To upload from a local file, select the `Add Data` button and choose the file. There is no 'space-separated' file format, so we'll choose CSV and then in the advanced options, I need to specify that the delimiter is a space using a "custom" field delimiter. You can choose to create a new dataset. Since the files don't have column names, I'll choose to specify the schema (the field names and types) in the Schema section of the BigQuery form by clicking on the '+' symbol to add each field, specifically by entering this information: {date: string, maxlength = 8, hour: string: maxlength = 6, site: string, page: string, count: integer, size: numeric}.
![BigQuery interface, showing the SQL `Editor` pane.](bq-load.png){width=750px}
I'll name the new BigQuery dataset `wiki_test` (this is equivalent to the name of a database in a standard DBMS).
As was the case in the [data management demos](db-management), we need to strip out double quote (") symbols as BigQuery tries to interpret these as beginning and ending fields.
In the `Add Data` form, it looks like we can only add a single file at a time, so for this test, I'll just add one file.
Let's see if we can now query the new table in the new dataset from R as done previously with the public Stack Overflow dataset.
```{r, eval=TRUE}
db<- dbConnect(drv,
project = myproject,
dataset = "wiki_test",
billing = myproject
)
dbListTables(db)
dbListFields(db, 'webtraffic')
```
Now let's run a simple query:
```{r, eval=TRUE}
sql <- "select * from webtraffic limit 5"
dbGetQuery(db, sql)
```
It worked!
### 3.2 Loading from Google Cloud Storage
Now let's load multiple files all at once from Google Cloud Storage (GCS).
First we'll take 10 of the files of the cleaned (no double quotes) Wikipedia data and put them in GCS. Through the [GCS web interface](https://console.cloud.google.com/storage), I'll create a bucket named `wikipedia-cleaned-data` and upload the files.
Now select `Add Data` in the BigQuery interface. We'll select the source as `Google Cloud Storage`, the file format as CSV (with the custom separator of a space character) and use a "URI pattern" to select all 10 of the files: `wikipedia-cleaned-data/part-*`. We'll name this dataset `wikipedia`.
We can now run the same query as above on the new (larger) dataset:
```{r, eval=TRUE}
db<- dbConnect(drv,
project = myproject,
dataset = "wikipedia",
billing = myproject
)
dbListTables(db)
dbListFields(db, 'webtraffic')
```
Now let's run a simple query:
```{r, eval=TRUE}
sql <- "select * from webtraffic limit 5"
dbGetQuery(db, sql)
```
### 3.3 Permissions
I did this using my Google Cloud account, which is an owner of the GCP account and so has various BigQuery permissions already set to allow various actions, including creating or modifying BigQuery datasets.
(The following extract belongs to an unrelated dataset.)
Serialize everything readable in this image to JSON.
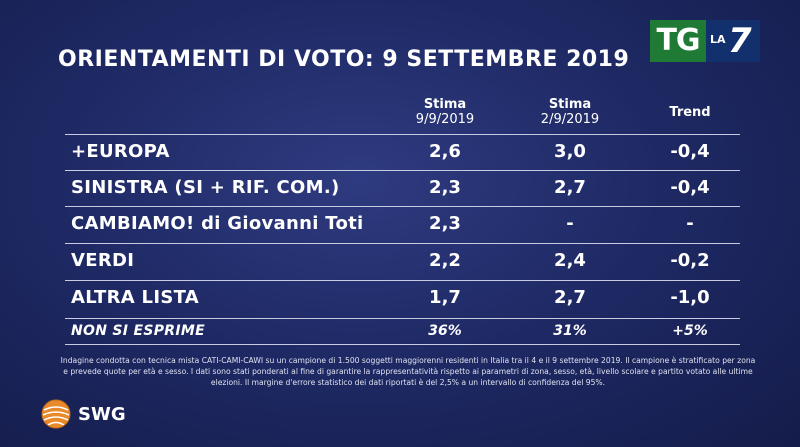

If you (as recommended) are using an IAM account, you are likely to need to set [some permissions for the account](https://cloud.google.com/bigquery/docs/access-control) to create or modify BigQuery datasets. In particular, as discussed [here](https://cloud.google.com/bigquery/docs/batch-loading-data) you need the following IAM permissions set:
- bigquery.tables.create
- bigquery.tables.updateData
- bigquery.tables.update
- bigquery.jobs.create
You can set these permissions by adding one of various IAM roles (e.g., `roles/bigquery.dataEditor`,
`roles/bigquery.dataOwner`, `roles/bigquery.admin`, `bigquery.user`, or `bigquery.jobUser`).